Debían de llevar haciéndolo una hora cuando, por fin, Rufus se quitó de encima de Betty y se puso de pie. Ella se quejó: «¡Oh!», y estiró los brazos hacia él, pero ya se encontraba fuera de su alcance. Se volvió hacia mí sosteniendo aquella trompa de elefante y me sonrió mientras lanzaba un gran chorro de orina que salpicó contra una roca plana. Tal vez sonreía porque pensaba que yo estaba asombrado ante su cosa, pero no sabía que lo que yo estaba mirando era a Betty tumbada allí, detrás de él. Tenía las manos metidas entre los muslos y se balanceaba de un lado a otro. De vez en cuando un estremecimiento le subía desde las rodillas hasta la cabeza. Yo sentía todos los huesos de mi cuerpo.
—No quiero que me odies, chico —me decía Betty poco después en el Cougar's Tooth Café. La había llevado allí para que comiera un plato de salchichas con sémola, pan de maíz y nabos. La comida la pagué yo con los veinticinco centavos que Rufus me había dado por montar guardia.
Rufus se despidió de Betty nada más subirse la cremallera de los pantalones.
—¿Adónde vas? —Betty se había incorporado hasta quedar de rodillas.
—Tengo que volver a casa, cariño —dijo con un tono de satisfacción profunda.
—¿Y yo qué? —preguntó.
Pero Rufus no contestó. Me lanzó una moneda de un cuarto de dólar y se fue calle abajo bajo la luz de la luna. No podía creer que fuera tan idiota como para dejar a Betty así.

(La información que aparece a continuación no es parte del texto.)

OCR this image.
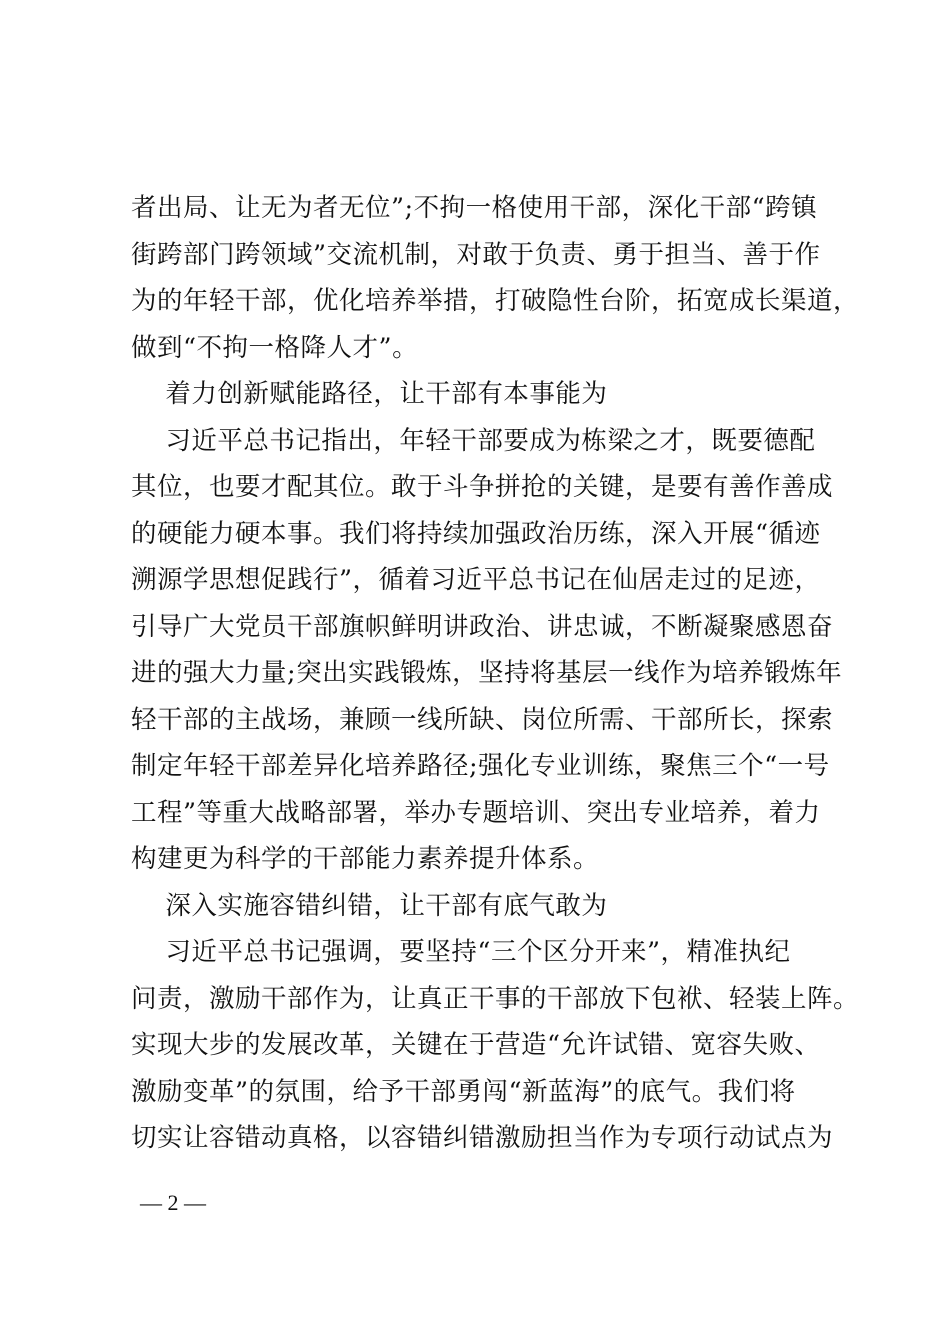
者出局、让无为者无位”;不拘一格使用干部，深化干部“跨镇
街跨部门跨领域”交流机制，对敢于负责、勇于担当、善于作
为的年轻干部，优化培养举措，打破隐性台阶，拓宽成长渠道，
做到“不拘一格降人才”。
着力创新赋能路径，让干部有本事能为
习近平总书记指出，年轻干部要成为栋梁之才，既要德配
其位，也要才配其位。敢于斗争拼抢的关键，是要有善作善成
的硬能力硬本事。我们将持续加强政治历练，深入开展“循迹
溯源学思想促践行”，循着习近平总书记在仙居走过的足迹，
引导广大党员干部旗帜鲜明讲政治、讲忠诚，不断凝聚感恩奋
进的强大力量;突出实践锻炼，坚持将基层一线作为培养锻炼年
轻干部的主战场，兼顾一线所缺、岗位所需、干部所长，探索
制定年轻干部差异化培养路径;强化专业训练，聚焦三个“一号
工程”等重大战略部署，举办专题培训、突出专业培养，着力
构建更为科学的干部能力素养提升体系。
深入实施容错纠错，让干部有底气敢为
习近平总书记强调，要坚持“三个区分开来”，精准执纪
问责，激励干部作为，让真正干事的干部放下包袱、轻装上阵。
实现大步的发展改革，关键在于营造“允许试错、宽容失败、
激励变革”的氛围，给予干部勇闯“新蓝海”的底气。我们将
切实让容错动真格，以容错纠错激励担当作为专项行动试点为
— 2 —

—No te odio —le dije—. Me gustas un montón.
Betty sonrió y me cogió de la mano igual que la había visto hacerlo con sus novios.
—Sé que no debería haber hecho eso con Rufus, pero ¿sabes?, a veces las chicas vemos cosas en los hombres que luego no existen. ¿Sabes a qué me refiero, corazón?
—Ajá. —Hubiera dicho que sí hasta a un plato lleno de mierda de vaca.
—Eres un chico encantador, Easy. Y haces que Betty se sienta muy bien. ¿Ves?, un hombre que no quiere nada a una chica puede hacer que ella se sienta bien para conseguir hacer eso que Rufus y yo estábamos haciendo. Pero después, cuando ha acabado, se acuerda de que no te quiere nada, se sube los pantalones y te deja como si fueras una porquería en el retrete.
Betty me cogía la mano con tanta fuerza que me estaba haciendo daño, pero no intenté retirarla. Lo único que quería era ser un hombre y estar con Betty allá, bajo aquel edificio. Me hubiera quedado con ella hasta que saliera el sol, hasta que creciera el algodón, hasta que el agua corriera colina arriba.
El deseo de ayudarla volvió a invadirme del mismo modo que lo había hecho todos aquellos años atrás.
Me dormí pensando en Rufus. Algunas noches después de aquello apareció pavoneándose por el bar de Corcheran en busca de Betty. La encontró con Marlon y Adray Ply.
Adray le metió un tajo tan horrible a Rufus que un mes después murió de una infección.
Betty no lloró por él. Y yo tampoco.